Originally posted Feb 2014

guitar_capo-150x150I get a lot of requests for Dylan and Neil Young songs, and I do what I can, but you can actually figure out a lot of this stuff yourself through experimentation, by listening to the recording with a harp in your hand, blowing along and trying to match the sound.

The big question becomes: what key harp are they using? Dylan, Neil Young, Springsteen and other rockers who play harp in a rack usually play mostly straight harp, also known as first position. That means, if you can figure out the key of the song, you’ll have the harp key also.

You can look up a guitar tab for the song and usually the first or last chord will match the key of the song. Sometimes, however, there’s a capo involved. A capo is a clamp placed on the neck of the guitar to make the same chords sound higher.

Without a capo, a C chord is just a C chord. Place a capo on the 1st fret however, and now a C chord sounds like a C# chord. Place a capo on 2nd fret and your C chord sounds like a D chord. Move the capo to 3rd fret and your C chord sounds like an Eb chord. Move the capo to 4th fret and your C chord sounds like an E chord.

For example, you look up a Dylan song whose guitar part includes the chords C F G and Am.
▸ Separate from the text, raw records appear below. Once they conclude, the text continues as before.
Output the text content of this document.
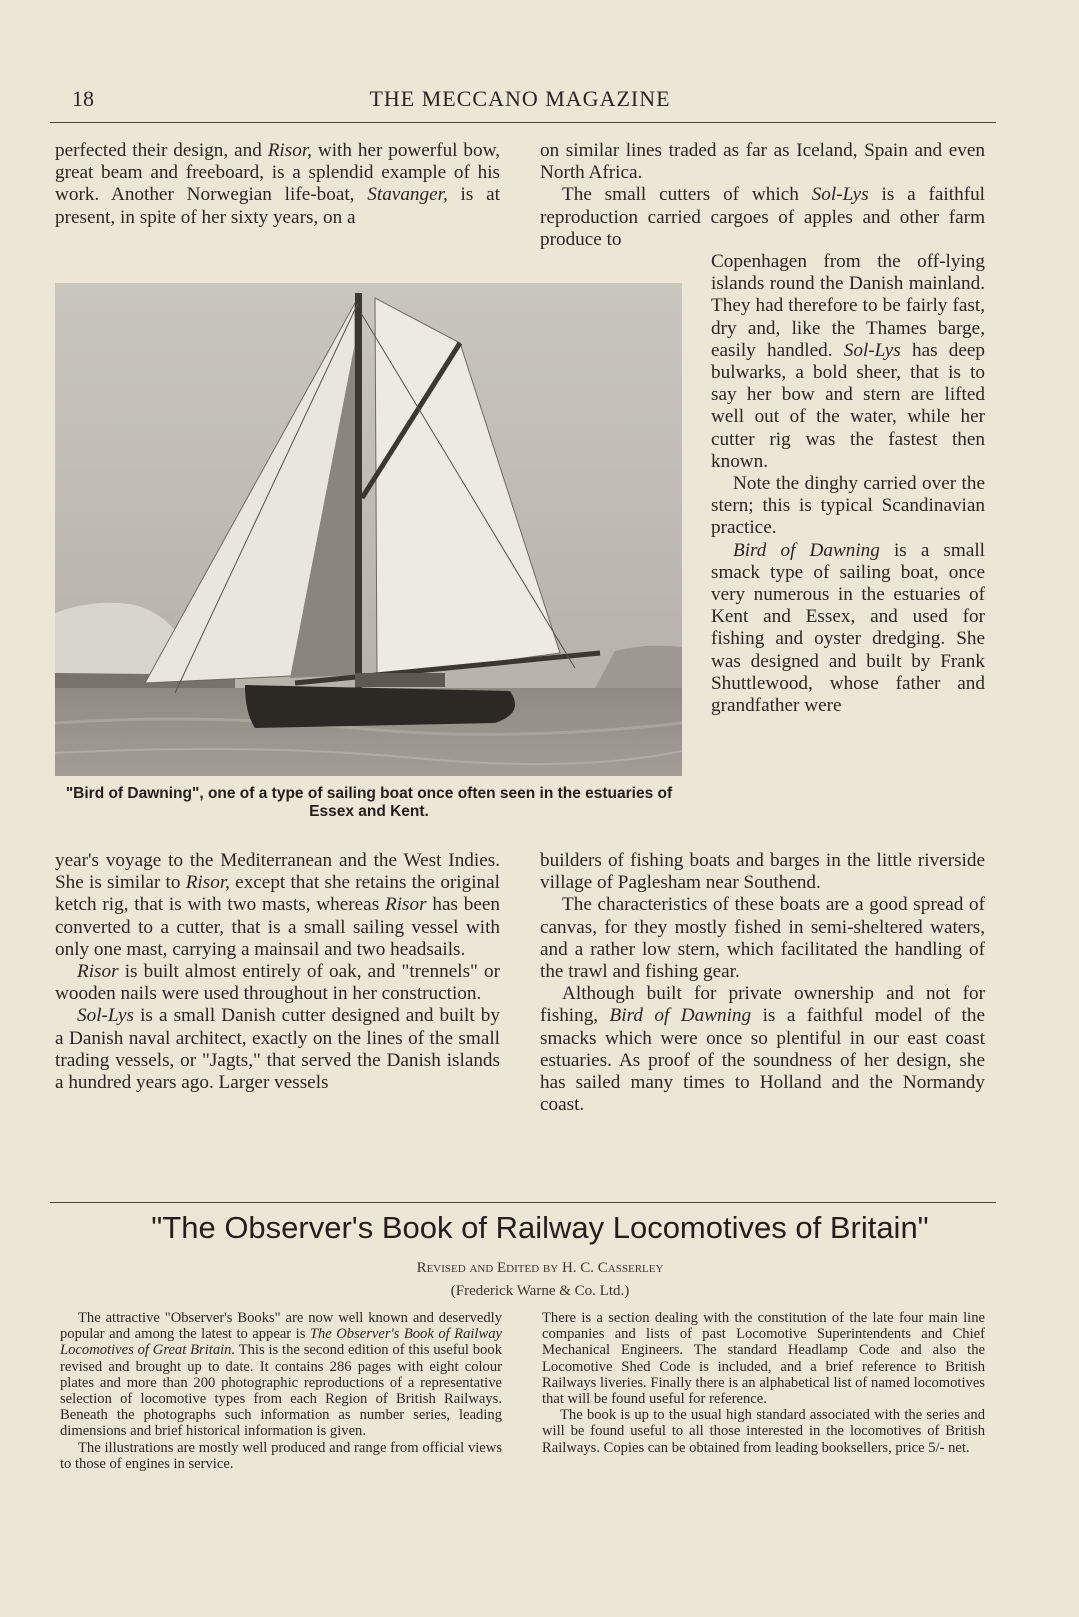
18	THE MECCANO MAGAZINE

perfected their design, and Risor, with her powerful bow, great beam and freeboard, is a splendid example of his work. Another Norwegian life-boat, Stavanger, is at present, in spite of her sixty years, on a

on similar lines traded as far as Iceland, Spain and even North Africa.

The small cutters of which Sol-Lys is a faithful reproduction carried cargoes of apples and other farm produce to

Copenhagen from the off-lying islands round the Danish mainland. They had therefore to be fairly fast, dry and, like the Thames barge, easily handled. Sol-Lys has deep bulwarks, a bold sheer, that is to say her bow and stern are lifted well out of the water, while her cutter rig was the fastest then known.

Note the dinghy carried over the stern; this is typical Scandinavian practice.

Bird of Dawning is a small smack type of sailing boat, once very numerous in the estuaries of Kent and Essex, and used for fishing and oyster dredging. She was designed and built by Frank Shuttlewood, whose father and grandfather were

"Bird of Dawning", one of a type of sailing boat once often seen in the estuaries of Essex and Kent.

year's voyage to the Mediterranean and the West Indies. She is similar to Risor, except that she retains the original ketch rig, that is with two masts, whereas Risor has been converted to a cutter, that is a small sailing vessel with only one mast, carrying a mainsail and two headsails.

Risor is built almost entirely of oak, and "trennels" or wooden nails were used throughout in her construction.

Sol-Lys is a small Danish cutter designed and built by a Danish naval architect, exactly on the lines of the small trading vessels, or "Jagts," that served the Danish islands a hundred years ago. Larger vessels

builders of fishing boats and barges in the little riverside village of Paglesham near Southend.

The characteristics of these boats are a good spread of canvas, for they mostly fished in semi-sheltered waters, and a rather low stern, which facilitated the handling of the trawl and fishing gear.

Although built for private ownership and not for fishing, Bird of Dawning is a faithful model of the smacks which were once so plentiful in our east coast estuaries. As proof of the soundness of her design, she has sailed many times to Holland and the Normandy coast.

"The Observer's Book of Railway Locomotives of Britain"
Revised and Edited by H. C. Casserley
(Frederick Warne & Co. Ltd.)

The attractive "Observer's Books" are now well known and deservedly popular and among the latest to appear is The Observer's Book of Railway Locomotives of Great Britain. This is the second edition of this useful book revised and brought up to date. It contains 286 pages with eight colour plates and more than 200 photographic reproductions of a representative selection of locomotive types from each Region of British Railways. Beneath the photographs such information as number series, leading dimensions and brief historical information is given.

The illustrations are mostly well produced and range from official views to those of engines in service.

There is a section dealing with the constitution of the late four main line companies and lists of past Locomotive Superintendents and Chief Mechanical Engineers. The standard Headlamp Code and also the Locomotive Shed Code is included, and a brief reference to British Railways liveries. Finally there is an alphabetical list of named locomotives that will be found useful for reference.

The book is up to the usual high standard associated with the series and will be found useful to all those interested in the locomotives of British Railways. Copies can be obtained from leading booksellers, price 5/- net.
Music theory and common practice will tell you that given these chords, the song is probably in the key of C.

Now, if this is a song that uses a capo placed at the 4th fret, you’re still using CFG and Am shapes, but you’ve moved the actual sound up to the key of E.

So you’d want an E harp for that song, since Dylan typically plays a harp in the same key as the song (straight harp, 1st position).

Now you can sit back, listen to the tune, blow around on your harp, and start trying to match the sounds you hear.

That intermediate step of figuring out the key is the tricky one, so feel free to ask your guitarist / pianist friends what key a song is in, or learn a little bit about capo position on guitar and you can determine it yourself.

Good luck and have fun!

2 thoughts on “Harp Key and Capo Position”

  1. My 12 string guitar is tuned 1 step down, so string e-b-g-d-a-E are tuned to d-a-f-c-g-D
    I am playing chords in open shape G-Em-Am-D-C.
    I would be most grateful to know what kind of key I should play the harmonica (Sharp and flat)?

    What kind of chords I am rely playing?

    Thank you very much. Cheers, Bob

    1. Hi Bob, if your guitar is tuned down a whole step, then when you play G, Em, Am, D, C, they will sound like F, Dm, Gm, C, Bb. The main thing is, those chord shapes in standard tuning give you the the key of G. Tuned down, those shapes give you the key of F. So if you’re playing 1st position (aka “straight harp”), emphasizing blow notes, you’ll need an F harp. If you’re playing 2nd position (aka “cross harp”), emphasizing the draw notes from holes 1-4, you’ll need a B-flat harp. Tutorials for 1st and 2nd position are on the Resources page. Thanks for writing!